What sets us apart is multi-stage conversation modeling, out-of-the-box evals, and self-improvement!
In general, we currently have really high success rates with relatively constrained use cases, such as lead qualification and well scoped customer service use cases (e.g., appointment booking, travel cancellation).
In general, voice AI is hard because WYSIWYG (there is no human in the loop between what the bot is saying and what the person on the other side gets to hear). Not sure about legal, but for more complex use cases (e.g., product refunds in retail), there are many permutations in how two different customers might frame the same issue and so it might be harder to accurately instruct the AI agent in a way to guarantee high automation results (given plentitude of edge cases).
It is our belief therefore that voice AI works the best, when the bot is leading the conversation and it is always very clear what the next steps are...
Therefore I think the verticals of customer service and lead pre-qualification make a lot more sense. Since you guys have the numbers, I am curious to learn more about the way you define constraints for the bot and how often calls in these verticals deviate from these constraints.

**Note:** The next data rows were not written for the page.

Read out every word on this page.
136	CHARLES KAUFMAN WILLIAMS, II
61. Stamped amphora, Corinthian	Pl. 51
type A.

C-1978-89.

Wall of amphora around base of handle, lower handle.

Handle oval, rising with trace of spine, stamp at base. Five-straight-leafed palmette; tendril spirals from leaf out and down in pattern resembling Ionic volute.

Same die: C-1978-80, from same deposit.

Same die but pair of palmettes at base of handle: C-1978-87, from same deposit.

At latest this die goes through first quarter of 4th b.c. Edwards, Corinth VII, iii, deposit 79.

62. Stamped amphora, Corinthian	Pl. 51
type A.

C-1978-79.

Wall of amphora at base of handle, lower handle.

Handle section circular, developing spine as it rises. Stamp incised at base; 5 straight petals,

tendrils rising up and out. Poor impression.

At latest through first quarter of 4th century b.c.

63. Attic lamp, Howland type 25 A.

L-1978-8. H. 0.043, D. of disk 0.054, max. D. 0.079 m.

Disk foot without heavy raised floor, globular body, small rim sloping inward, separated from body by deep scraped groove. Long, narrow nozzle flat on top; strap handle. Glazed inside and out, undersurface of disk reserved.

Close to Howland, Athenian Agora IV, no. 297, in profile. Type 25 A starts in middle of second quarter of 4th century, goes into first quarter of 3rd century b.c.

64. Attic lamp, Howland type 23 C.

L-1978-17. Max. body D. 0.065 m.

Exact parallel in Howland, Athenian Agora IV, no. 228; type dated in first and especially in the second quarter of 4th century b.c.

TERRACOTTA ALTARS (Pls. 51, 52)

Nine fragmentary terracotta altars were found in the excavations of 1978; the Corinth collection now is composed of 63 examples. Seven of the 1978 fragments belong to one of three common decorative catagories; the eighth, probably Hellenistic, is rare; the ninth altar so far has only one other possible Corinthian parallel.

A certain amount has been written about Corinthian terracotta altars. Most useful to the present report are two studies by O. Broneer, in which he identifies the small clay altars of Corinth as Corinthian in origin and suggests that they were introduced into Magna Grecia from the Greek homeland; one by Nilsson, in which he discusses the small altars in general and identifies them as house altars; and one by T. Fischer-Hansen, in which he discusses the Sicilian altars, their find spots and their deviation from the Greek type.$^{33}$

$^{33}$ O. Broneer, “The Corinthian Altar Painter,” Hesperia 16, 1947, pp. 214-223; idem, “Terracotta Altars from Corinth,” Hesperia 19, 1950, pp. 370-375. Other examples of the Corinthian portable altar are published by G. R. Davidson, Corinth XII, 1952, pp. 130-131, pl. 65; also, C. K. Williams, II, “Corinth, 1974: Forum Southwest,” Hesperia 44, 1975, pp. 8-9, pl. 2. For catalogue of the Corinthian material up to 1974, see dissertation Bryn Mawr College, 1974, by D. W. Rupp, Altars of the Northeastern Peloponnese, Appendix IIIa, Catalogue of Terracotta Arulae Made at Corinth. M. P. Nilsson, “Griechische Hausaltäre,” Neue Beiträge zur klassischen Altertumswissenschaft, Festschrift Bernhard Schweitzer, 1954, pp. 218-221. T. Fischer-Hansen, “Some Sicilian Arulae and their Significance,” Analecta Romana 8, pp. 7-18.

I'm also curious about your opinions/if you've seen any successful use cases where the bot has to be a bit more "creative" to either string together information given to it or make reasonable extrapolations beyond the information it has.
P.S. Arkadiy is locked out of his HN account due to the anti-procrastination settings. HN team, can you plz help? :)
feedback (exaggerated): 1. change stage prompt 2. change function description 3. add extra instructions to the end of the context
metrics are easy to generalize (e.g. call transfer rate), but baseline is different for each agent, so we're interpreting only the changes, not the absolute values (in the context of self-improvement).